Trump fails the first test
Republican presidential nominee Donald Trump seemed proud of his lack of conventional preparation for his Monday night debate with former Secretary of State Hillary Clinton, the Democratic nominee. At one point, he even needled Clinton over her having taken time off the campaign trail to prepare herself. She made him pay by acknowledging she’d prepared for the debate just as she was preparing to be president.
Trump’s shoot-from-the-hip style, which served him well in a zany primary campaign when he forced his opponents to play by his rules (or no rules at all), did not work when he shared the stage with Clinton for over 90 minutes at Hofstra University.
From the beginning, he blustered, he stumbled, he interrupted Clinton’s answers and ignored the rules of the debate. He scowled throughout.
Debates are, to be sure, about a touch of show business, but this debate, viewed by more than 80 million people, was Trump’s chance to demonstrate his substance, to show he was familiar with national security issues, with economic issues, with the concerns of average, middle-class Americans.
But when Clinton at one point noted he seemed to root for foreclosures to enable him to make money, Trump grumbled, “That’s business.”
Tax return issue
He also fumbled badly when Clinton calmly speculated that Trump had refused to release his tax returns (Clinton has) because he might not be as rich as he says he is, or because he probably didn’t pay any federal taxes despite allegedly being a billionaire. As it has been for months, Trump’s excuse was that he was following his lawyer’s advice, even though he’s legally free to release his returns while they are under audit.
Trump came back with shots at Clinton about her private email server and the ongoing controversy surrounding it. In a reply that appeared to surprise Trump, Clinton – again, demonstrating calm – acknowledged her mistake.
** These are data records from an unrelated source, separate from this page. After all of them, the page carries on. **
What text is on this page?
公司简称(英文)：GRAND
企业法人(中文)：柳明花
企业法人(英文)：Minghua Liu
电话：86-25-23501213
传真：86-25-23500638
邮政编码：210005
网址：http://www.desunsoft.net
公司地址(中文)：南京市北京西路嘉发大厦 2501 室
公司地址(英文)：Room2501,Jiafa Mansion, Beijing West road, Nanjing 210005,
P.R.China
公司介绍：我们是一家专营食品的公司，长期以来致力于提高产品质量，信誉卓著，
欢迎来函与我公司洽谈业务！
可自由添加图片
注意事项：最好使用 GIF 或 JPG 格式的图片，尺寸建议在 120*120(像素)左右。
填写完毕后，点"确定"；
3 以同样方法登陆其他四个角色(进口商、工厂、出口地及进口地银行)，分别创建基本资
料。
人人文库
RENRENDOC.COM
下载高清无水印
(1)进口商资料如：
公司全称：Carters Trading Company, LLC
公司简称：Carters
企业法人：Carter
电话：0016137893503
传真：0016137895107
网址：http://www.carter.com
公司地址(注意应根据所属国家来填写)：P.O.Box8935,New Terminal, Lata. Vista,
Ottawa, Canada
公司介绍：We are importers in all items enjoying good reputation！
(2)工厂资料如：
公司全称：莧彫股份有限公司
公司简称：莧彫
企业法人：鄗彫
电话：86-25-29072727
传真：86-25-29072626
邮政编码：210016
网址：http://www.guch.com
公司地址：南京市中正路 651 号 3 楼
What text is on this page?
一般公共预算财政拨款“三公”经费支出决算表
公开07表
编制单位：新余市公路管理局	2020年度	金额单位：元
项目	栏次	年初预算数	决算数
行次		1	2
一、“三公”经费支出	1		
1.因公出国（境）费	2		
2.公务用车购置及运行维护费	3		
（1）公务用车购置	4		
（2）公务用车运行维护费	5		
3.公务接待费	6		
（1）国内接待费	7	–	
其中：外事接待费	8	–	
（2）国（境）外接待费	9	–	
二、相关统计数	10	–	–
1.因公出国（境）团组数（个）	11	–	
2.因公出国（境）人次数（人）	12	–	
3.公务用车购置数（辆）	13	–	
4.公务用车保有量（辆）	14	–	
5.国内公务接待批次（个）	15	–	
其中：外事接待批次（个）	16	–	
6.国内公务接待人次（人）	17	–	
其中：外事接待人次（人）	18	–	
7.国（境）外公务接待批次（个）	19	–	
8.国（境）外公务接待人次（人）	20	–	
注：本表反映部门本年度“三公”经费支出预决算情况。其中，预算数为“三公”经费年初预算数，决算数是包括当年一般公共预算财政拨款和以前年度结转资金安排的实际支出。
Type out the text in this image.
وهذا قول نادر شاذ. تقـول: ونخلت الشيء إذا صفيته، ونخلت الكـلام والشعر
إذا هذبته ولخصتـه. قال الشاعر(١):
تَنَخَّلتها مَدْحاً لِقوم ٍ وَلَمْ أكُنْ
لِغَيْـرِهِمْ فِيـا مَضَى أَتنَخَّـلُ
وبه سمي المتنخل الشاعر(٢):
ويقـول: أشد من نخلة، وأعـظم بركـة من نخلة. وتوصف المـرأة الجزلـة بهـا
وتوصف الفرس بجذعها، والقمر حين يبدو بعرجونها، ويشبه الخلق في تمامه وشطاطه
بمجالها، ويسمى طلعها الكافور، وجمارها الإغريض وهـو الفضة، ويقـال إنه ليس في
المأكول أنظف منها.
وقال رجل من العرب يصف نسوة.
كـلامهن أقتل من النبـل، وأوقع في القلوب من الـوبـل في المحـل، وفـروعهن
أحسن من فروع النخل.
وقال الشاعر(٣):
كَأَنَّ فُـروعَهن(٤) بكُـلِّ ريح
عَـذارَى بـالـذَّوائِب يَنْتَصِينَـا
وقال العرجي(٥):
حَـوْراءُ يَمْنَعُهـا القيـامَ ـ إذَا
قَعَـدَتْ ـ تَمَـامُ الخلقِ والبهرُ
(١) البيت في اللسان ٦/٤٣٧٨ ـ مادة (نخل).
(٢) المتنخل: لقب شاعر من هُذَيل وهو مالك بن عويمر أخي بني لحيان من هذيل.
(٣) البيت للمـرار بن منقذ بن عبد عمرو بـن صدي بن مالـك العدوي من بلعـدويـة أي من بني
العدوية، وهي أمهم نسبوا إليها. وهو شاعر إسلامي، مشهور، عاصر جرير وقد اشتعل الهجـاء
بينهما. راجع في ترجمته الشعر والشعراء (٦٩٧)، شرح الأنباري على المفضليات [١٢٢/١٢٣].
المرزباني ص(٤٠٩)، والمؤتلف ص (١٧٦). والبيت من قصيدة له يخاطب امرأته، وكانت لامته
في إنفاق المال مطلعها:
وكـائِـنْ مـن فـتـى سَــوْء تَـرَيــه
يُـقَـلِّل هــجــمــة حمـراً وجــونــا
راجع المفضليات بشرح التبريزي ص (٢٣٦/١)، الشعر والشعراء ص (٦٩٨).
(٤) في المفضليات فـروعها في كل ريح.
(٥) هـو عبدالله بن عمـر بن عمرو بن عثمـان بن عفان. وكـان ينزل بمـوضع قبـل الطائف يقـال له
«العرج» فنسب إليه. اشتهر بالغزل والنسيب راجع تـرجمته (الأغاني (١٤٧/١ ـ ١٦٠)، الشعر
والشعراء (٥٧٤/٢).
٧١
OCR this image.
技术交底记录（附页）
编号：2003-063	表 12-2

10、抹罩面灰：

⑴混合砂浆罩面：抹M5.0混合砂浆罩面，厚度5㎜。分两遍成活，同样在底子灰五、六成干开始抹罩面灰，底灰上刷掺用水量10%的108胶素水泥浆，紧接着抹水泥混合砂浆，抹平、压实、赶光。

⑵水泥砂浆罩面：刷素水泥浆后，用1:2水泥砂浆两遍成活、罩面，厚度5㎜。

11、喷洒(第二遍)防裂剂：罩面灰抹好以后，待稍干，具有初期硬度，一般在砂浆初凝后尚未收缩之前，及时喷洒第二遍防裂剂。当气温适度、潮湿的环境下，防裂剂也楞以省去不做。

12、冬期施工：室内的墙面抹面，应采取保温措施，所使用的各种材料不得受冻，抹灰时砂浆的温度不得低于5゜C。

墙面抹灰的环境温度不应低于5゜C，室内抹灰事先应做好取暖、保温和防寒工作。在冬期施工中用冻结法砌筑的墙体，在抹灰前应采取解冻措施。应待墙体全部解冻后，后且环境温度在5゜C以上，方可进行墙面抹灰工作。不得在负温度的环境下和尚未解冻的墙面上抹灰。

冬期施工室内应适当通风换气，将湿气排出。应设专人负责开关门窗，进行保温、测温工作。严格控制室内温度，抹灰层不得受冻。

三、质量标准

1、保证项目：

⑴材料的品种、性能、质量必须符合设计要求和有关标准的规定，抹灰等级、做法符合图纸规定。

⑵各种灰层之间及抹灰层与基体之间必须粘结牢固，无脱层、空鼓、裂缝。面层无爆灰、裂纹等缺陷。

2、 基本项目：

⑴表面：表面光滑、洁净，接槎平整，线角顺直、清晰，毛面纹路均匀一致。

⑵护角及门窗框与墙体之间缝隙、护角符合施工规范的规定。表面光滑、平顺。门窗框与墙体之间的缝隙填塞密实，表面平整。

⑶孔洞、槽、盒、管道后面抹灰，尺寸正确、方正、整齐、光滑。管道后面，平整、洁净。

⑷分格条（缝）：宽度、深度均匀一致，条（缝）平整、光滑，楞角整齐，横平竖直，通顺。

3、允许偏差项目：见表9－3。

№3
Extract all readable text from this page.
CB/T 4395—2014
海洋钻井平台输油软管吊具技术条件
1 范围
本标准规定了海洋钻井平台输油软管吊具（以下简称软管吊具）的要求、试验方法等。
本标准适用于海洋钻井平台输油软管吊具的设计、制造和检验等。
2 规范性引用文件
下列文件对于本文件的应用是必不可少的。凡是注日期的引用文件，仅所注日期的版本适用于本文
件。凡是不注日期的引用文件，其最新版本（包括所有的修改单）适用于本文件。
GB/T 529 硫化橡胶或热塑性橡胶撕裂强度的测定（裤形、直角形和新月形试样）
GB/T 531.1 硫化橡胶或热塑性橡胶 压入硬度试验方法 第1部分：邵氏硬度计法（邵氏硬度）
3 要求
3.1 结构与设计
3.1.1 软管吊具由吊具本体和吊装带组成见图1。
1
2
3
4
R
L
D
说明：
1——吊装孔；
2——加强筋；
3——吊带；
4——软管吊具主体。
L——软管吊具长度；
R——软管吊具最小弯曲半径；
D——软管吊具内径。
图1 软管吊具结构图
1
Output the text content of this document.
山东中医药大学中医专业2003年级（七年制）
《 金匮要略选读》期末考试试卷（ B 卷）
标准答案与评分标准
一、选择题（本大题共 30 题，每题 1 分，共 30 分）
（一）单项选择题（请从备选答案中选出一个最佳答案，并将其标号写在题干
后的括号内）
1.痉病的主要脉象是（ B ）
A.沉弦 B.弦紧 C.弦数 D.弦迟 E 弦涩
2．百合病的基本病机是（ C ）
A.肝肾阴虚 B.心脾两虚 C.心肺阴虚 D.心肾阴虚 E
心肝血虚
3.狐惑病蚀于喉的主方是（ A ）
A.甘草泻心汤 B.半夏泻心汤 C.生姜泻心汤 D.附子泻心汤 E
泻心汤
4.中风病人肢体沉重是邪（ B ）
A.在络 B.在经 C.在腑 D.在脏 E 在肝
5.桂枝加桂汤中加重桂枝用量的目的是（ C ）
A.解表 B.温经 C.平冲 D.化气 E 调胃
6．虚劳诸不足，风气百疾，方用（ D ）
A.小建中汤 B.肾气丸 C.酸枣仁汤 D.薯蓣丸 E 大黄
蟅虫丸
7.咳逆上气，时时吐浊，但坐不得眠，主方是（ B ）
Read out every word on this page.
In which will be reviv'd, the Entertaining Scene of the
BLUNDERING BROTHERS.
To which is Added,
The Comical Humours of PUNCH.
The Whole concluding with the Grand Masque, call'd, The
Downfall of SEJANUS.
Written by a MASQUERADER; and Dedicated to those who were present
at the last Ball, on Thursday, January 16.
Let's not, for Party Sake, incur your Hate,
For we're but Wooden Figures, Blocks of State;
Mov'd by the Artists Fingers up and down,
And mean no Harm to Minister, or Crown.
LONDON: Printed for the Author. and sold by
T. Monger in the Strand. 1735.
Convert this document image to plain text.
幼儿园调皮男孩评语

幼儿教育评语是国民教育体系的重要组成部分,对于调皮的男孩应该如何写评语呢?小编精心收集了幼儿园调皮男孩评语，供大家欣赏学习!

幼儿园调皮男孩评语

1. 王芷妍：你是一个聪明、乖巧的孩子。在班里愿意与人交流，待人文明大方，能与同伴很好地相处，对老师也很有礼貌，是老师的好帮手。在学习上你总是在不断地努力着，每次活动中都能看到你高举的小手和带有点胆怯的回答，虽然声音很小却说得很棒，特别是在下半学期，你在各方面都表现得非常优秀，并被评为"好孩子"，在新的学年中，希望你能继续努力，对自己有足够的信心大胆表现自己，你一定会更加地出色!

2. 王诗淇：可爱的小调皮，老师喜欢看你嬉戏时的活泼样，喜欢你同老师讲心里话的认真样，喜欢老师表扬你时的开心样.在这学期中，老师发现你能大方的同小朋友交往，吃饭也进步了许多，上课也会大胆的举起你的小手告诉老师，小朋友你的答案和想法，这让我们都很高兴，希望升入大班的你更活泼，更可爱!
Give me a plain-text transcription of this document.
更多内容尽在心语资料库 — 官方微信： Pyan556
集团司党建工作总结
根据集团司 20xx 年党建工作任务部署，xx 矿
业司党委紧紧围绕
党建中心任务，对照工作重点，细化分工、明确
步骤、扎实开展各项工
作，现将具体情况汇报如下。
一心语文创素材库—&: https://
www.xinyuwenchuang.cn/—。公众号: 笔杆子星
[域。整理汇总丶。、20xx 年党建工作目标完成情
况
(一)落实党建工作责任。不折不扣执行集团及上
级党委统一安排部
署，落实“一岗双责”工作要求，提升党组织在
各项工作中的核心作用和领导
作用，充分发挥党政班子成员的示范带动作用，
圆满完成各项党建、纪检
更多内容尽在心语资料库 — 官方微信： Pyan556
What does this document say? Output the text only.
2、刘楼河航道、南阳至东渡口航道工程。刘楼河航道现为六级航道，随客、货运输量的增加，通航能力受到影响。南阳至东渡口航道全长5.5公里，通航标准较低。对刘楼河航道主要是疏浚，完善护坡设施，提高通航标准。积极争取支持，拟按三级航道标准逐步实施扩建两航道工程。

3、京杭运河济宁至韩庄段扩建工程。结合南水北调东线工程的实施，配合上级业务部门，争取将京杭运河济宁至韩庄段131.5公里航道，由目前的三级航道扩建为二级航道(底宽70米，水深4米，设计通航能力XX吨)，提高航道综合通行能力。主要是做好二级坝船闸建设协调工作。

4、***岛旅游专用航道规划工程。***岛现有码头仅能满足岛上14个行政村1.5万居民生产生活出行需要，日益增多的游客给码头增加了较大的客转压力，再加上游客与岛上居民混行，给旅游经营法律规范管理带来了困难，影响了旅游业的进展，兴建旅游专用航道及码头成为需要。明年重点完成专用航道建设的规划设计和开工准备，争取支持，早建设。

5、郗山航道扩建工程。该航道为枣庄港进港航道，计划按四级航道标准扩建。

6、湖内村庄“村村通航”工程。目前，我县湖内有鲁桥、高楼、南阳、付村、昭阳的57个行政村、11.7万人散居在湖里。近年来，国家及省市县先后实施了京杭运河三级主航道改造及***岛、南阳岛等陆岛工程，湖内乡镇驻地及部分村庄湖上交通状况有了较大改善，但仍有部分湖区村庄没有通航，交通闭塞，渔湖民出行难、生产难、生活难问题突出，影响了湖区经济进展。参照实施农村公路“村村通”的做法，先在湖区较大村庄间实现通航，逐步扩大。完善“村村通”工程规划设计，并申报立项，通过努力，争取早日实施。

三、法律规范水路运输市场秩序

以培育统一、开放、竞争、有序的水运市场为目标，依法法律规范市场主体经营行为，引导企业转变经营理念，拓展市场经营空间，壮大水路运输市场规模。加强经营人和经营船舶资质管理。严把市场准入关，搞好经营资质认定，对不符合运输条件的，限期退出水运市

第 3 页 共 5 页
The one area where Trump has done well in discussions – when he can control his tendency to bluster – is on the issue of trade, and he did make points about the U.S. trade imbalances with China and other foreign countries. He blasted the NAFTA agreement (though the damage he alleges it’s done he exaggerates) but in the course of that he managed to mention the needs of workers in swing states. Intended or not, that represented something rare in Trump’s campaign – subtlety.
Unpaid contractors
Unfortunately for Trump, Clinton undermined his sympathy for working people by noting his bankruptcies had put people out of work, and that he had failed to pay contractors. Trump’s response was to speculate those people hadn’t done good work. But his repeated references to his ownership of property in big cities aren’t likely to have made working people feel a connection with him.
A presidential campaign is not about, or should not be about, “show biz moments.” It ought to be candidates, meeting the people with specific ideas about addressing what the candidates see as the nation’s most pressing problems.
Clinton is doing that, with detailed speeches and online presentations about providing debt-free college, about health care expansion, about calming turbulent race relations, about foreign policy, about curbing terrorism. At this point, Trump continues to blast away, dodging specifics and merely saying whatever policy he comes up with on any given subject is “going to be beautiful.”
In a wild Republican primary debate, that might work. In the Oval Office, it won’t.